Segundo apurou a coluna de Mônica Bergamo, na Folha de S. Paulo, José Mauro Coelho afirmou que não pretende pedir demissão e que vai aguardar decisão de assembleia dos acionistas, que tem o poder de tirá-lo do comando da estatal.
Fontes relataram à coluna que Coelho tem sido pressionado para sair da presidência imediatamente para “facilitar a vida” de Bolsonaro. O presidente indicou para o cargo Caio Mário Paes de Andrade, que é próximo ao ministro Paulo Guedes. Além disso, ele também decidiu trocar a maioria dos nomes do conselho de administração da empresa.
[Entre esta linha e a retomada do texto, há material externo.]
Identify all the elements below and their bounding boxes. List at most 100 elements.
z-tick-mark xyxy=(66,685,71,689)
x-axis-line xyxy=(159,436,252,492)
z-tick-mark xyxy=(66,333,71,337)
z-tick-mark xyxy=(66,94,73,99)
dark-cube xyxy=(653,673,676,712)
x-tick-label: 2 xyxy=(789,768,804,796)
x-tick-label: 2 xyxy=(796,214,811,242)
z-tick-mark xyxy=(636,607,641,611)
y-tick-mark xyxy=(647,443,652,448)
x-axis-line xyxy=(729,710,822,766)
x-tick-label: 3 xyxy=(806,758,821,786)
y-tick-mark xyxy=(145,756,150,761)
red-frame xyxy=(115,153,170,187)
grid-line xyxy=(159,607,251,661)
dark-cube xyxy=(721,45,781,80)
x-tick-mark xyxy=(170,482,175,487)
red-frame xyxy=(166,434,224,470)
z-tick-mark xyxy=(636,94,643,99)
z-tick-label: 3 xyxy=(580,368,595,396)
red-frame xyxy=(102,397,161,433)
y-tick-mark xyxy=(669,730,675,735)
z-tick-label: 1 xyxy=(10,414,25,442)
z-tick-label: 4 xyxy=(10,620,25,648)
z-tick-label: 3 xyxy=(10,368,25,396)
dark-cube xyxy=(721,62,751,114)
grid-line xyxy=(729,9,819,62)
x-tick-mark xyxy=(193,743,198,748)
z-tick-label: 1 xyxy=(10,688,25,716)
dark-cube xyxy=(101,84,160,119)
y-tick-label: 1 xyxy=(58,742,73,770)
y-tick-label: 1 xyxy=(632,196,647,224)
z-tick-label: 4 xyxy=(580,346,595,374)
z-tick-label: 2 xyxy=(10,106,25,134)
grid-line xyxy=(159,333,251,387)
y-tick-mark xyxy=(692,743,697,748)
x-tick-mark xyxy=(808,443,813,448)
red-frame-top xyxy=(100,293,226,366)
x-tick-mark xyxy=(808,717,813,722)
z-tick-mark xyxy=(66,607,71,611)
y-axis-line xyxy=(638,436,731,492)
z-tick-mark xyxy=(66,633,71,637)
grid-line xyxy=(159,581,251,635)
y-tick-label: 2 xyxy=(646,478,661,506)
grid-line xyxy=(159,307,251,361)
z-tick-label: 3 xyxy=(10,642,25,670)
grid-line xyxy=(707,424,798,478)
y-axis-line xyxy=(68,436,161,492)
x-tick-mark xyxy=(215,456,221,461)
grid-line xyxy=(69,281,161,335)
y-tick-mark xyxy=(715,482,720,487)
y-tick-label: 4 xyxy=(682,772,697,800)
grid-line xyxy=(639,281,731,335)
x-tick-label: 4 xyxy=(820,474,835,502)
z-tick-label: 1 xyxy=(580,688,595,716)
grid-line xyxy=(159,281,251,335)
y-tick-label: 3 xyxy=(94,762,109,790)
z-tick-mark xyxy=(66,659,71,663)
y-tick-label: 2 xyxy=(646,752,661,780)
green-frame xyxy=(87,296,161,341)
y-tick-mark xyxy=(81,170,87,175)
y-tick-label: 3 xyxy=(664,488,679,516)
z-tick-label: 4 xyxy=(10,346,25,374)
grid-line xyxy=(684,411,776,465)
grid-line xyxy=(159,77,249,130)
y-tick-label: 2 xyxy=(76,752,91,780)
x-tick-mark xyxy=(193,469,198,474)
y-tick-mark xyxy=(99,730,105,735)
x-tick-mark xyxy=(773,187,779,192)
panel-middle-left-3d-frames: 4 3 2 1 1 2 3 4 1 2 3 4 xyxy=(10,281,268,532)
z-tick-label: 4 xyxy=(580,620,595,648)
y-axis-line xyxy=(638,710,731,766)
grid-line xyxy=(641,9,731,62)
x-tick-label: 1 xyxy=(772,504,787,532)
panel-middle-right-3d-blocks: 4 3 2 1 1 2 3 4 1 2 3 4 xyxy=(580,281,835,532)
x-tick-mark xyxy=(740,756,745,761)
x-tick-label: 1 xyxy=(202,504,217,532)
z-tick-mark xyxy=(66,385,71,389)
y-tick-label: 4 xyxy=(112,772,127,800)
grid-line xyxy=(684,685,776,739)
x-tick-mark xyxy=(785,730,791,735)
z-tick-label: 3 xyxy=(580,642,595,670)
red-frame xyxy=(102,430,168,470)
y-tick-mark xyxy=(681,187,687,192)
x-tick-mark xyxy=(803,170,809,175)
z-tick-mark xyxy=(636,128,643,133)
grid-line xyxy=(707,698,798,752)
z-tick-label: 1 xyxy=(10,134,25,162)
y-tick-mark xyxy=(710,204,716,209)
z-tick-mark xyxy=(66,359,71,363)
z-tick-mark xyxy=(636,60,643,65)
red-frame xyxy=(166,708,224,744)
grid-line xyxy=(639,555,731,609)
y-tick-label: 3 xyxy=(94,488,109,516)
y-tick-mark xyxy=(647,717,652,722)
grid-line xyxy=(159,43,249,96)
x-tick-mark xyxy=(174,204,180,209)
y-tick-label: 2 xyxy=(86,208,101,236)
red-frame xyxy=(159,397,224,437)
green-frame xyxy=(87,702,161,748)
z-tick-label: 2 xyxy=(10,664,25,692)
De acordo com a coluna, entretanto, o processo para oficializar a troca é complexo e pode durar até 60 dias. A renúncia, portanto, abreviaria a burocracia, bastando reunir o atual conselho e eleger o indicado por Bolsonaro.
Apesar dos relatos das fontes ouvidas pela coluna, por meio de sua assessoria, José Mauro Coelho negou que esteja sendo pressionado a deixar a presidência da Petrobras. “Temos a responsabilidade de dar continuidade às operações e à gestão da empresa, e aguardamos que o processo de transição seja feito por meio da Assembleia de Acionistas, obedecendo à governança e às regras institucionais da empresa”, disse ele.
A pressa do governo para mudar o comando da empresa se dá porque, temendo o impacto eleitoral dos aumentos dos combustíveis, Bolsonaro pretende mudar a política de preços da estatal, o que a atual diretoria se nega a fazer.